Review: Black Adam #3
[Editor’s Note: This review may contain spoilers]
Artist: Rafa Sandoval
Color Artist: Matt Herms
Letterer: Willie Schubert
Reviewed by: Bryant Lucas
Black Adam is dead… kinda. As established in Black Adam #1, Teth-Adam threw down with the evil god Darkseid while traversing the farthest reaches of the cosmos. However, Black Adam #3 retcons this encounter, revealing that it wasn’t Darkseid that Black Adam pummeled, but rather it was the Mesopotamian goddess Ishtar in disguise who gave Teth-Adam a cosmic stank-arm virus.
After Black Adam was declared dead at the end of last month’s issue, his successor, Malik White (aka “White Adam”), manages to revive the Kahndaqi dictator by “shazaming” him with a defibrillator.
Meanwhile, Black Adam’s soul is wandering the bowels Irkalla, the Mesopotamian underworld. Here he encounters various Mesopotamian deities who are hellbent (pun intended) on torturing him for all eternity.
Christopher Priest is literally a priest. Seriously, he’s an ordained Baptist minister. Therefore, it’s unsurprising that Priest would deal with theosophical questions in his writings. While Black Adam is tussling with gods in Mesopotamian hell, his adversaries challenge his basic beliefs.

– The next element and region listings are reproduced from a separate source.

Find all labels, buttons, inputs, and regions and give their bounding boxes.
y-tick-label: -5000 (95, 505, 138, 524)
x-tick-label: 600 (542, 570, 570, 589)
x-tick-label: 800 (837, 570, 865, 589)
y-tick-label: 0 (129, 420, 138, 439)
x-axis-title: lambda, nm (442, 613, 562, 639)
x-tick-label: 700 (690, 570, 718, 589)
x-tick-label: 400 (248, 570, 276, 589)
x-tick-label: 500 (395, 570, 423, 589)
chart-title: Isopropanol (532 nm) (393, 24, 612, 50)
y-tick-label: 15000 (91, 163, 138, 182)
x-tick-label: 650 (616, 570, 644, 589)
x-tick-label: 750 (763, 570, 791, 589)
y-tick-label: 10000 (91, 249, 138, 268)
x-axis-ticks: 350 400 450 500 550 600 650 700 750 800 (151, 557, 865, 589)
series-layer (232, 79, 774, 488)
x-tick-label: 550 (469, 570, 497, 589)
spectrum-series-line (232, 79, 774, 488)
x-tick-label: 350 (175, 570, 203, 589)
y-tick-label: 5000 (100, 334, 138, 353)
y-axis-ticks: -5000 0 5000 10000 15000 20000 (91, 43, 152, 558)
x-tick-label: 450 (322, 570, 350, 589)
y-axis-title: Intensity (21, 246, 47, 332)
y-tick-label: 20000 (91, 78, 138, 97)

Black Adam is fundamentally a mythological character, as he wields the powers of various Egyptian gods. So, when faced with the horrors of the afterworld, Teth-Adam grapples with self doubt: “maybe all of this mythology stuff is nonsense. His oppressor, Sargon of Akkad, pronounces that he is the “thorn in the side of the gods”. As he physically assaults Adam, he also asserts very modern notions about myth and religion: they are products of oxygen deprived brains hallucinating. While this would naturally give Black Adam an existential crisis of sorts, it also feels like Priest might be working out some of his own fears about faith in the modern world. As always though, these things are left up to interpretation, which is one of the things that makes Priest such a fascinating writer.
Context: I’m a high school English teacher. Every year my first unit is Comparative Mythology. I’m generally well-versed in various world mythologies; however, I had no clue who any of these gods and goddesses were. I had to google “Irkalla”. I’d wager that the vast majority of his readers are unfamiliar with Mesopotamian mythology, which adds a another level of complexity to an already dense issue.
After reading this issue, if wasn’t clear before, it’s painfully evident that Christopher Priest in an incredibly intelligent and well-read individual. However, this could easily be off putting for the more casual reader. Not many people want to stop reading a comic in order to Google Mesopotamian mythology references. That’s only for uber-nerds like me.
Black Adam #3 continues to be a complicated read. This isn’t light reading material for poop sessions. No – Black Adam is an interesting examination of one of DC’s most complex villains, as it explores questions around science, myth, politics, and more. If you like intellectually stimulating comics, this book is for you. However, if you’re looking for a fun punch-’em-up, I suggest you look elsewhere.